Hiring your first Data Scientist- An example of a tech interview for non-tech interviewers

One of my clients who were going to hire one of their first Data Scientists, recently asked me 'How do I ensure the candidate's level of technical competence from an interview situation?'  In this blog post I will share one of my approaches and provide you with a couple of concrete questions for interviewing Data Professionals. 

One of the key elements of working as a recruiter in Tech is to try to overcome the gap between the HR and Tech worlds. One of these worlds is commonly inhabited by sociable and conceptual-minded people, and the other is full of highly specialised and perhaps more introverted individuals. I'm sure you can figure out which is which.*

When interviewing a tech professional is important that you have some sort of prior understanding of the 'technology stack' of your company, but also some of the popular tools and systems in the wider industry. You may not be as lucky as me, having a Data Scientist as a partner that never stops talking about this stuff; if that is the case, I would encourage you to invest some time in googling or reaching out to colleagues to get some basic understanding of the things you find in CVs. 

I have developed a structure with a few straight forward questions that dig in deeper into the knowledge base of my candidates when it comes to technical skills. It has been helpful for me, and I would like to share this with you to facilitate your interview processes.


1. Ask for examples of projects. Past behavior is a good indication for future behavior, which is why you should try to talk about at least one very specific situation. This is a good starting point for getting into more detailed follow up questions. The classic format is:

Please tell me about a recent project where you were able to make use of your technical skills (Allow max 5 minutes of presentation, ask for specific tools if they mention "databases" or "statistical software" etc). What was the problem you were trying to solve? What was your role? What was the outcome, and how did you contribute?

2. SQL. Most roles in data and analytics involves some interaction with databases. And the most common way of accessing and manipulating data is through various flavours of the Structured Query Language. Both mature database engines, like PostgreSQL or MySQL, as well as newer distributed systems, like Hive, Spark and even Kafka offer SQL or SQL-like syntax. So make sure your candidate has at least some familiarity by asking:

What types of databases have you been working with? How did you extract the data you needed? (If the candidate mentions SQL, ask some follow up questions. Otherwise, stop and be cautious. If they only mention fancy stuff, ask 'what about plain old SQL'?) 

When it comes to specific follow-up questions to ask, there are a lot to find online in various lists. Make sure you ask easier questions first.

3. Programming. Especially if you're interviewing an aspiring Data Scientist, you should ask about their programming experience. There are many different programming languages out there, but the most common in the field of Data Science are Python, R, SAS and Matlab. It's generally not very hard to learn new languages if the candidate know at least one from before. To get a sense of their level of expertise, you can ask:

Basic: Do you ever write code to speed up or automate your work? (ask for examples and languages)
Advanced: Do you ever write production-level code? (follow up by asking what the difference is between production code and writing scripts for one-time use. Expect them to mention unit testing and error handling at the very least) 

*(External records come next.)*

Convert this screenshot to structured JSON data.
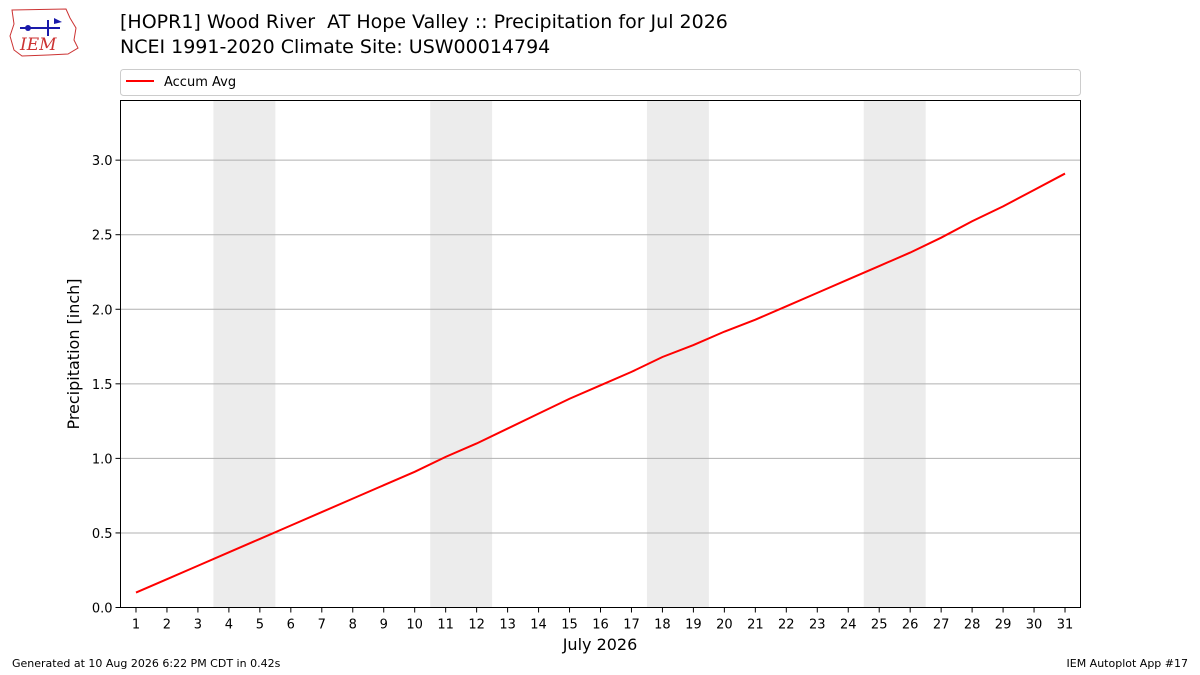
{
  "header": {
    "title_line1": "[HOPR1] Wood River  AT Hope Valley :: Precipitation for Jul 2026",
    "title_line2": "NCEI 1991-2020 Climate Site: USW00014794",
    "logo_text": "IEM"
  },
  "footer": {
    "left": "Generated at 10 Aug 2026 6:22 PM CDT in 0.42s",
    "right": "IEM Autoplot App #17"
  },
  "chart_data": {
    "type": "line",
    "xlabel": "July 2026",
    "ylabel": "Precipitation [inch]",
    "x": [
      1,
      2,
      3,
      4,
      5,
      6,
      7,
      8,
      9,
      10,
      11,
      12,
      13,
      14,
      15,
      16,
      17,
      18,
      19,
      20,
      21,
      22,
      23,
      24,
      25,
      26,
      27,
      28,
      29,
      30,
      31
    ],
    "xticks": [
      "1",
      "2",
      "3",
      "4",
      "5",
      "6",
      "7",
      "8",
      "9",
      "10",
      "11",
      "12",
      "13",
      "14",
      "15",
      "16",
      "17",
      "18",
      "19",
      "20",
      "21",
      "22",
      "23",
      "24",
      "25",
      "26",
      "27",
      "28",
      "29",
      "30",
      "31"
    ],
    "ylim": [
      0,
      3.4
    ],
    "yticks": [
      "0.0",
      "0.5",
      "1.0",
      "1.5",
      "2.0",
      "2.5",
      "3.0"
    ],
    "ytick_values": [
      0,
      0.5,
      1.0,
      1.5,
      2.0,
      2.5,
      3.0
    ],
    "grid": "horizontal",
    "legend": "top",
    "weekend_bands": [
      [
        4,
        5
      ],
      [
        11,
        12
      ],
      [
        18,
        19
      ],
      [
        25,
        26
      ]
    ],
    "series": [
      {
        "name": "Accum Avg",
        "color": "#ff0000",
        "values": [
          0.1,
          0.19,
          0.28,
          0.37,
          0.46,
          0.55,
          0.64,
          0.73,
          0.82,
          0.91,
          1.01,
          1.1,
          1.2,
          1.3,
          1.4,
          1.49,
          1.58,
          1.68,
          1.76,
          1.85,
          1.93,
          2.02,
          2.11,
          2.2,
          2.29,
          2.38,
          2.48,
          2.59,
          2.69,
          2.8,
          2.91
        ]
      }
    ]
  }
}
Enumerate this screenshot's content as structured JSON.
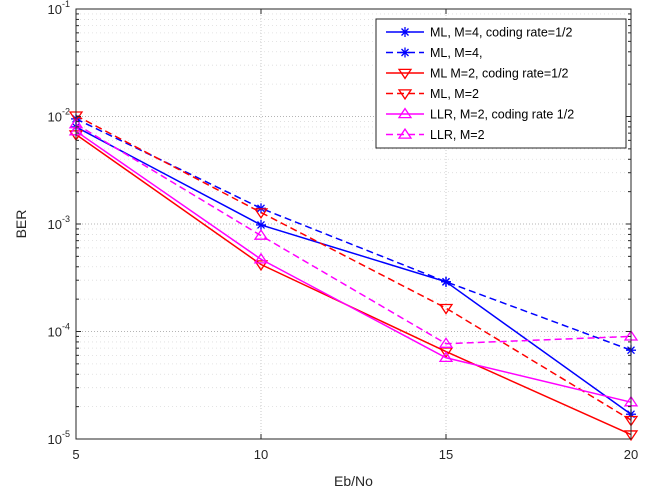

4. Distributed data. The Big Data hype is pushing companies to invest in systems that can store and operate on massive amounts of data, and also to look for employees with experience in these kinds of systems. It's increasingly common to 'rent' computing and storing capacity from cloud-providers, like Amazon Web Services, Google Cloud Services and Microsoft Azure. This means they no longer need to maintain their own cluster of physical servers and worry about software updates etc. For users of these services, however, it's still useful to understand some core differences between distributed systems and single-machine systems:

Please tell me some advantages of distributed data storage. (Scalability - possible to add machines to increase capability, cost - many less powerful computers are often cheaper than one very powerful one, performance - operations that are parallell in nature can run very quickly etc) In which situations would you choose to NOT use distributed data storage? (When the size of the data fits in the memory of one computer, when you want to keep complexity of the database system to the minimum, etc) 


Finally, remember that there is a limitation to what you can get out of an interview. If you really want to get a feel for a candidate's technical skills, you should challenge them with a coding task. We have developed a case study that we use to assess Data Scientists on their ability to build predictive models in R, Python or SAS that we can share with you. Let us know if interested. 

Hopefully this can help you structure your interview! If you have any other method and/or thoughts, please share and we can all contribute to close the gap between HR and tech. 


* Apologies for these very broad generalisations - I'm hinting at some common stereotypes of developers/engineers/analysts on one hand and HR professionals on the other.